This is a beautiful antique Italian black marble rectangular Pietra Dura paperweight, with chamfered corners.
It is inlaid with a stunning patchwork cross made of semi precious stones within a striking malachite borderwith chamfered corners
In excellent condition with only minor signs of wear commensurate with age and use.
Dimensions in cm:
Height 3 x Width 11 x Depth 7
Dimensions in inches:
Height 1.2 x Width 4.3 x Depth 2.8
Malachite is an opaque, green banded mineral. It is believed to be a strong protector of children. It protects the wearer from accidents and protects travellers. Malachite has been used to aid success in business and protect against undesirable business associations. It is a stone of balance in relationships.

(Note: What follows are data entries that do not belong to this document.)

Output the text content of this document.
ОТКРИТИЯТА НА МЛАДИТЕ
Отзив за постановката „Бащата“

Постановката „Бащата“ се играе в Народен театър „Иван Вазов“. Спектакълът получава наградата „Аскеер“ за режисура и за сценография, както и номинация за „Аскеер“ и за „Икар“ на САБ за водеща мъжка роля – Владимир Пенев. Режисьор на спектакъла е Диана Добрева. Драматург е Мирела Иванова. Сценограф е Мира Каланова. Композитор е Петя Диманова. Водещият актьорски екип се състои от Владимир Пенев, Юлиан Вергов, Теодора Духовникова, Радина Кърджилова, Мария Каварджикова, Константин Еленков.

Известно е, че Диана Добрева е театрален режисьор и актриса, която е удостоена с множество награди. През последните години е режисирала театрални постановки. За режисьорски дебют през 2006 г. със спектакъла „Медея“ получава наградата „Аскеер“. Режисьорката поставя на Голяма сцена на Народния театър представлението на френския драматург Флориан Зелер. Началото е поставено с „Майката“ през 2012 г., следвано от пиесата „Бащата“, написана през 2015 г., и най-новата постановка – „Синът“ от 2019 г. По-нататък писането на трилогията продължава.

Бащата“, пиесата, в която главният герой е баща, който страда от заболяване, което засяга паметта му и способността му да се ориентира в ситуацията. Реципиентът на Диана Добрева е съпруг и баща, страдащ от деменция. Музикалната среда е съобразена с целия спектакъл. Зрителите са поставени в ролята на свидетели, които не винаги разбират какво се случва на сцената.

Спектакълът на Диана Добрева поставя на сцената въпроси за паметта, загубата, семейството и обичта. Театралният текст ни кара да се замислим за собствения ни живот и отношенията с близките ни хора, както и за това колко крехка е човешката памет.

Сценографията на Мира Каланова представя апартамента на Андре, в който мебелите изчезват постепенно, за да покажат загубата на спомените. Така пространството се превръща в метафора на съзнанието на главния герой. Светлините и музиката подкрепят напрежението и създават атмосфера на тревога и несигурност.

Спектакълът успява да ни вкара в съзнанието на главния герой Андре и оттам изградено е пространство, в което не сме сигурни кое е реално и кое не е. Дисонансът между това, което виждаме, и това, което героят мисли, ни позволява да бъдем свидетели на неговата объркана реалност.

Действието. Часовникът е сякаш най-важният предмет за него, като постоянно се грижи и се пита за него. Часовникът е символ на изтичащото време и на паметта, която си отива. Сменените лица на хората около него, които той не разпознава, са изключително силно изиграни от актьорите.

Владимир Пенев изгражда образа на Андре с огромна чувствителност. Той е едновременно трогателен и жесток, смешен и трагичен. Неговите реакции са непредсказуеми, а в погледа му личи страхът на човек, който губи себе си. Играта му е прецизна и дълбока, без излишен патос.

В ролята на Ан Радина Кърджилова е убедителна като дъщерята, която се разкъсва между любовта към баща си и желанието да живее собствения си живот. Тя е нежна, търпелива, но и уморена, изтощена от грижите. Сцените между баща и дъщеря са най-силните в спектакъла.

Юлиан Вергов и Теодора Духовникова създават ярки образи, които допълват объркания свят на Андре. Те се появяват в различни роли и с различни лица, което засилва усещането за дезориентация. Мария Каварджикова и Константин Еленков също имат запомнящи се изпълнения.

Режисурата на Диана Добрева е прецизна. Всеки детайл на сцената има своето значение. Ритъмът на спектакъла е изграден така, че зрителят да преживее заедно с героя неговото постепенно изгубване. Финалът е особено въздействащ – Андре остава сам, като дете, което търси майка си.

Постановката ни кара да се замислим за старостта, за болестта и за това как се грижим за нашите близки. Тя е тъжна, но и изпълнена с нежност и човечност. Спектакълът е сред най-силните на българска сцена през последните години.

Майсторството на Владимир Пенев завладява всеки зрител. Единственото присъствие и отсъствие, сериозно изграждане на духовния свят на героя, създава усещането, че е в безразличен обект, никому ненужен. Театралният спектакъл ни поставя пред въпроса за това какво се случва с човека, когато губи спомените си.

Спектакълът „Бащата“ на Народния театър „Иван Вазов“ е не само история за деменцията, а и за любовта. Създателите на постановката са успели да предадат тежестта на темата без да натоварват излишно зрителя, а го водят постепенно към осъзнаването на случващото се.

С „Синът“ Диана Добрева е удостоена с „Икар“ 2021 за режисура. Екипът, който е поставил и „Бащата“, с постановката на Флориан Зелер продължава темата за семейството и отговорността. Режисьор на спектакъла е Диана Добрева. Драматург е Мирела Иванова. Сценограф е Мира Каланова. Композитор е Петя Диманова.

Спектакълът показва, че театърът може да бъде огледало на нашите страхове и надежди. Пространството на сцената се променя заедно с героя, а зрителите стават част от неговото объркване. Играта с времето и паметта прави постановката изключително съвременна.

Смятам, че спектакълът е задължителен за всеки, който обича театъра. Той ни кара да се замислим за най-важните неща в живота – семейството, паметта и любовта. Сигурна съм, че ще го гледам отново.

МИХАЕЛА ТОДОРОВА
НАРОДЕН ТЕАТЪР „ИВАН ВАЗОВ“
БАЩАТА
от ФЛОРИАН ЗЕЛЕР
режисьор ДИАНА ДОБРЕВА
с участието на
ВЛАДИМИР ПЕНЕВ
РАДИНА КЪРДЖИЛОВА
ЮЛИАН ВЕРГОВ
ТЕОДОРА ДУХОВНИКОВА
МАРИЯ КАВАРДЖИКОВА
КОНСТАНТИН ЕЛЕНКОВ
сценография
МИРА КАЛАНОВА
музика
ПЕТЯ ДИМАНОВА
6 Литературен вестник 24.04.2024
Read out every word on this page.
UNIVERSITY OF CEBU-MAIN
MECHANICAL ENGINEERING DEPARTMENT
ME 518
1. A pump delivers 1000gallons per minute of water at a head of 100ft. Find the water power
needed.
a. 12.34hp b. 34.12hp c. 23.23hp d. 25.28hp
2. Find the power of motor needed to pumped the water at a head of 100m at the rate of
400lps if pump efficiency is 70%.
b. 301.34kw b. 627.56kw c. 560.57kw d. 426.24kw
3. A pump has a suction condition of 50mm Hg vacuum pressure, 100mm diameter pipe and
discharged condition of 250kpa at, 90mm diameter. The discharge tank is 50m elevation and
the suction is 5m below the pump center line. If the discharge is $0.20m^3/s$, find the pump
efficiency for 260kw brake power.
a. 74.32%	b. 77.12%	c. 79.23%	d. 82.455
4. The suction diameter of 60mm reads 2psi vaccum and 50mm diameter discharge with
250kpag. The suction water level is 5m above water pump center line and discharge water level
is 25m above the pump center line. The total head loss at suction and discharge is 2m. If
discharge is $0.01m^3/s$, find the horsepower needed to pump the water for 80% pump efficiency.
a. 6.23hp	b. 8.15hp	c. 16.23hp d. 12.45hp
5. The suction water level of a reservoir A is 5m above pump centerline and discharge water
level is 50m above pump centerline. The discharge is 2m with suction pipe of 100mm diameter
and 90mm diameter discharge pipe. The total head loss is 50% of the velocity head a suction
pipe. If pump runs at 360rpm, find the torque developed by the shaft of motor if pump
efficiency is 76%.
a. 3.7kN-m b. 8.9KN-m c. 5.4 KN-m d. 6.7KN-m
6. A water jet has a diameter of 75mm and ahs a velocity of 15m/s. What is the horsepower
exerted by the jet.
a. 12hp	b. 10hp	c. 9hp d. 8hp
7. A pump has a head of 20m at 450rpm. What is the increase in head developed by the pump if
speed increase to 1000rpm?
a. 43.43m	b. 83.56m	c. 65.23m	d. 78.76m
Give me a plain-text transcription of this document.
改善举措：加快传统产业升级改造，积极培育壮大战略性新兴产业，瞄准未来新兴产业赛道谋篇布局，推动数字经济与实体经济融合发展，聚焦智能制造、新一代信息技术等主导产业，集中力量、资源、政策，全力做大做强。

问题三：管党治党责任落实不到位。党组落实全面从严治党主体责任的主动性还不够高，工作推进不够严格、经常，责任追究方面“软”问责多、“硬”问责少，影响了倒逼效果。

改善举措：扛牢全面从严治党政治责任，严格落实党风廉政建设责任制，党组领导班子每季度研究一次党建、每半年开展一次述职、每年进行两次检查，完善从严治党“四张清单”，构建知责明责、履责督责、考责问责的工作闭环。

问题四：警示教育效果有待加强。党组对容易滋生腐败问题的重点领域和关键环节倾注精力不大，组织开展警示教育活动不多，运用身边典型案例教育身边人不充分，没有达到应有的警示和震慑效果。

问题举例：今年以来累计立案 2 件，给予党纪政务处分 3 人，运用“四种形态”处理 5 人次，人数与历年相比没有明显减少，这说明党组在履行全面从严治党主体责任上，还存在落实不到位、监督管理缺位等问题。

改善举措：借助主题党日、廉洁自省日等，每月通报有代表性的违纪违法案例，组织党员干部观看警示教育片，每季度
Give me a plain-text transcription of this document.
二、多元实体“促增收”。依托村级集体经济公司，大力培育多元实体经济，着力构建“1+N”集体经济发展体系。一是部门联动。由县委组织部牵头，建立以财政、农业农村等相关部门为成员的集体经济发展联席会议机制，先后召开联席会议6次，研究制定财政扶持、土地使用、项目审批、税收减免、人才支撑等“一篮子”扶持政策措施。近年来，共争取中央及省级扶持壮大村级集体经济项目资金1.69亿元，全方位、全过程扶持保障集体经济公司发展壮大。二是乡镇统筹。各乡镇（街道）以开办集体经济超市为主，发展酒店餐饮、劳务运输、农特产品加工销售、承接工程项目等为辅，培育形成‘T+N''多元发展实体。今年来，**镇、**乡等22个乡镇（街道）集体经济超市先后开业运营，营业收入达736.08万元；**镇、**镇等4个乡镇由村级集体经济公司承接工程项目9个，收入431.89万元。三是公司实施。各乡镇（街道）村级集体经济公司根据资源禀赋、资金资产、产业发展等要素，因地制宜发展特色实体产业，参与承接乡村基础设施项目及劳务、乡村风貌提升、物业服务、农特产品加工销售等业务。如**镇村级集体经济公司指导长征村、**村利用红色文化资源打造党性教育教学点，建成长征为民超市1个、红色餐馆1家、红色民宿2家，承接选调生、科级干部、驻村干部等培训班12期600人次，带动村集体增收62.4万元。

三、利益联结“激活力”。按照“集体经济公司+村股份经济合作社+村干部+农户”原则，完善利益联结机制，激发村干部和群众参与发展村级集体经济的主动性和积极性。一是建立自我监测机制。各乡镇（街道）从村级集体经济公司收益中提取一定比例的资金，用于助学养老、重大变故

Malachite is always green, usually in banded tones varying from very dark green to a mellow green. Most malachite comes from Zaire, Chile and Australia.
Ancient Egyptians, Greeks and Romans used malachite for jewellery and ground it to use as eye shadow. It is used in amulets to protect against the evil eye. In the Middle Ages it was used to protect children from witches and other dangers.
Pietra dura is a term for the inlay technique of using cut and fitted, highly polished coloured stones to create images. It is considered a decorative art.
Pietre dure is an Italian plural meaning “hard rocks” or hardstones; the singular pietra dura is also encountered in Italian. In Italian, but not in English, the term embraces all gem engraving and hardstone carving, which is the artistic carving of three-dimensional objects in semi-precious stone, normally from a single piece, for example in Chinese jade.
The traditional convention in English has been to use the singular pietra dura just to denote multi-colored inlay work. However, in recent years there has been a trend to use pietre dure as a term for the same thing, but not for all of the techniques it covers, in Italian.
But the title of a 2008 exhibition at the Metropolitan Museum of Art, New York, Art of the Royal Court: Treasures in Pietre Dure from the Palaces of Europe used the full Italian sense of the term, probably because they thought that it had greater brand recognition. The material on the website speaks of objects such as a vase in lapis lazuli as being examples of “hardstone carving (pietre dure)”
The Victoria & Albert Museum in London uses both versions on its website, but uses pietra dura. “A method of inlaying coloured marbles or semi-precious stones into a stone base, often in geometric or flower patterns….”
Giovanni Montelatici (1864-1930) was an Italian Florentine artist whose brilliant work has been distributed across the world by tourists and collectors. Owners of Giovanni’s work included Donald Trump.